Da sie cos z tym zrobic?

----------

## quosek

mam podobnie i nie wiem tez co z tym zrobic (kiedys szukalem tego pare h, ale nikt nie mial pomyslu....)

wiem tylko, ze to cos z przerwaniami, ale co ?

----------

## wuja

hmmm..... kiedyś też tak miałem z tymi przerwaniami, ale ostatnio znikło.

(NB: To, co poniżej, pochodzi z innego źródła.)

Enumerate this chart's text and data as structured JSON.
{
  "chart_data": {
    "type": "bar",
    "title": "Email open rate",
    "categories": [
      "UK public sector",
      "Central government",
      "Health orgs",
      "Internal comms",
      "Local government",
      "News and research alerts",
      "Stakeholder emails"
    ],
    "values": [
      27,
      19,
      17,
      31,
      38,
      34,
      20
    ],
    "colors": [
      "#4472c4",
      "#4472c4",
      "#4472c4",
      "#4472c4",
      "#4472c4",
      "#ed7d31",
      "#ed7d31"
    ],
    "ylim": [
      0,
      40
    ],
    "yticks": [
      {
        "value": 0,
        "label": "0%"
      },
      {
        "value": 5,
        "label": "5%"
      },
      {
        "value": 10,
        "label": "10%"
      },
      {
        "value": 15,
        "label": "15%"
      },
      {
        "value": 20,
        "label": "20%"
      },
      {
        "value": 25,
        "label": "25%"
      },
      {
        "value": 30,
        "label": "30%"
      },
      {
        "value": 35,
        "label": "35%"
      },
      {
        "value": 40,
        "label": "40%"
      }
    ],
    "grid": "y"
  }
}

No i niestety nie jestem pewien co mnie uszczęśliwiło, bo mniej więcej w tym samym czasie uaktualniałem BIOS, coś tam pozmieniałem w ustawieniach BIOSU (bo niechcący w czasie uaktualniania ustawiło się domyślnie/fabrycznie) no i zmieniałem kernel i być może coś w nim pozmieniałem (ACPI   :Question: )

----------

## quosek

ja tez bym obstawial bios, ale ..... przeciez kernel nie korzysta z biosu .....

a w jaderku - jak masz dostep do pci access Mode ? (bo mi to any lekko bruzdzi)

i to na 99% nie acpi - bo jedyne co mam z apci to glowny modul

----------

## wuja

 *quosek wrote:*   

>  ..jak masz dostep do pci access Mode ? (bo mi to any lekko bruzdzi)
> 
> ..

 Zawsze miałem "any".

No nie wiem. Tak mnie kiedyś naszło na zmianę jądra z nitro na beyond-sources i przy okazji sobie przypomniałem, że b. dawno nie uaktualniałem BIOS-u

----------

## Raku

Moved from Polish to Instalacja i sprzęt.

----------

## quosek

to moze to faktycznie cos z biose

ale mi sie zawsze wydawalo, ze bios nie ma nic do kernala i Linuxa - i pare razy np. uzywalem stacji dyskietek wylaczonej w biose.....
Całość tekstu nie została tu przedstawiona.